ABSTRACT

I have so often had occasion to mention my wife in describing the different scenes we passed through together, that it is by this time evident to my friends, why I rather chose to write than to relate our adventures in our family circle. – Isabella, never, I think, so handsome as at this period, was neither so much depressed by our reverse of fortune, or so weaned from her former love of admiration, as not to desire to find she still had a claim to it – never, indeed, did she appear more beautiful than at this assembly of Sir Randolph’s. – Her dress was simple in the extreme, and perhaps appeared more so in a country where the ladies’ maids, and often the inferior servants, are gorgeously habited in rose-coloured silk, not unfrequently adorned with silver lace. At the old Admiral’s lodgings a party was collected of seven or eight English ladies and gentlemen, two French men of fashion, who were of the embassy at Lisbon, and several Portuguese of both sexes.
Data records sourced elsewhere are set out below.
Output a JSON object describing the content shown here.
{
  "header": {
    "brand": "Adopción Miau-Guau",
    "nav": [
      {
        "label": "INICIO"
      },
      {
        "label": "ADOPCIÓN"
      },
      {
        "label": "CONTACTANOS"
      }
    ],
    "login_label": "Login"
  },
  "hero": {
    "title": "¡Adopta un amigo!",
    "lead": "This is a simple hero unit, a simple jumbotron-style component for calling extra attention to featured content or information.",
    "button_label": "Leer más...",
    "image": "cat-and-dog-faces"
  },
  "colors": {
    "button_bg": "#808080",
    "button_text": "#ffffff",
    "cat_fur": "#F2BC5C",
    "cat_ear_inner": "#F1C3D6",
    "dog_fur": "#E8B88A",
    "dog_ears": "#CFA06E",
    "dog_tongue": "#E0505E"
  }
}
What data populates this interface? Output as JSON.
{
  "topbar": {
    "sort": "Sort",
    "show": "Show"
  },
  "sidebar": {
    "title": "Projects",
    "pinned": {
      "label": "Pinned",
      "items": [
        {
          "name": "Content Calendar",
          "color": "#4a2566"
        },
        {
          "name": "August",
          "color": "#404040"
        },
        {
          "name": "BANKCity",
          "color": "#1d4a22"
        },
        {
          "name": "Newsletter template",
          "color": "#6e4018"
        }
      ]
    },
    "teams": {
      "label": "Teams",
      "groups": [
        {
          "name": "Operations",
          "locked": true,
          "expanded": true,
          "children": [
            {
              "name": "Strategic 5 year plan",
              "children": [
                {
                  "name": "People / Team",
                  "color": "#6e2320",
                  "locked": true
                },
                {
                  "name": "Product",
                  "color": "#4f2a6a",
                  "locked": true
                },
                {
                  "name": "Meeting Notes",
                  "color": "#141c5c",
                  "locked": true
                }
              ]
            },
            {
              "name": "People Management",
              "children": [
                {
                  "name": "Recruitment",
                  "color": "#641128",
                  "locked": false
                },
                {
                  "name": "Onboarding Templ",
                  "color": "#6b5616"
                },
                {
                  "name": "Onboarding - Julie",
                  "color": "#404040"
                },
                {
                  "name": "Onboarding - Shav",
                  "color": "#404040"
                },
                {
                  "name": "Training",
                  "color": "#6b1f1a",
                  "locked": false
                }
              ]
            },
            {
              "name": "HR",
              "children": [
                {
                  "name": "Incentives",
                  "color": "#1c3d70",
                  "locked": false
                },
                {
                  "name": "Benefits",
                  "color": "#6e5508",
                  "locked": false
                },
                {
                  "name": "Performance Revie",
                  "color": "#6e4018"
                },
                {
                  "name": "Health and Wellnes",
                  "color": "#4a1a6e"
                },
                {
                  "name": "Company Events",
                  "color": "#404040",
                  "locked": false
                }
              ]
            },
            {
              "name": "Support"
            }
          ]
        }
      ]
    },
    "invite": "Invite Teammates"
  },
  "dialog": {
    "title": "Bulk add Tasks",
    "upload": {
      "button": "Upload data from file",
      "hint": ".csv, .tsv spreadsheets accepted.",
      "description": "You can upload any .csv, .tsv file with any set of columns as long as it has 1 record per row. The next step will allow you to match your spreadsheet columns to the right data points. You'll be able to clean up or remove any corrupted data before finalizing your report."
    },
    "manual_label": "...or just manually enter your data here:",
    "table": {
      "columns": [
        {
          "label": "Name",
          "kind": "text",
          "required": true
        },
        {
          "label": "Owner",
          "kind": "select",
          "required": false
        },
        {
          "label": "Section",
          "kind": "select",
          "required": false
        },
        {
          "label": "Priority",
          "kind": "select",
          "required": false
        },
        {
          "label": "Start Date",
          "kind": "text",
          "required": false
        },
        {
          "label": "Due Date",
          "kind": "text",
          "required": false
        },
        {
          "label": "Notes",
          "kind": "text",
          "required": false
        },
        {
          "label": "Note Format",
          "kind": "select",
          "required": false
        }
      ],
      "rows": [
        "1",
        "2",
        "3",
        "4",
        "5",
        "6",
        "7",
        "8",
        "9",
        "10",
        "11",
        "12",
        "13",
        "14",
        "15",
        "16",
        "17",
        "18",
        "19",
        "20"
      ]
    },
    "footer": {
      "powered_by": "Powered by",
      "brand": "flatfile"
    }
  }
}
Isabella paid her compliments to Sir Randolph, as he sat in his moveable chair, with a grace which I immediately saw fascinated all the men of the party; but the recollection of what had passed the day before, covered her face with blushes, and gave exactly that degree of diffidence and embarrassment to her otherwise easy manner, as rendered it infinitely attractive. – The old Admiral checked himself, as he was about to utter some rough compliment; but I saw that my apology for having married was now effectually made, and I hoped we had found in Sir Randolph a second father.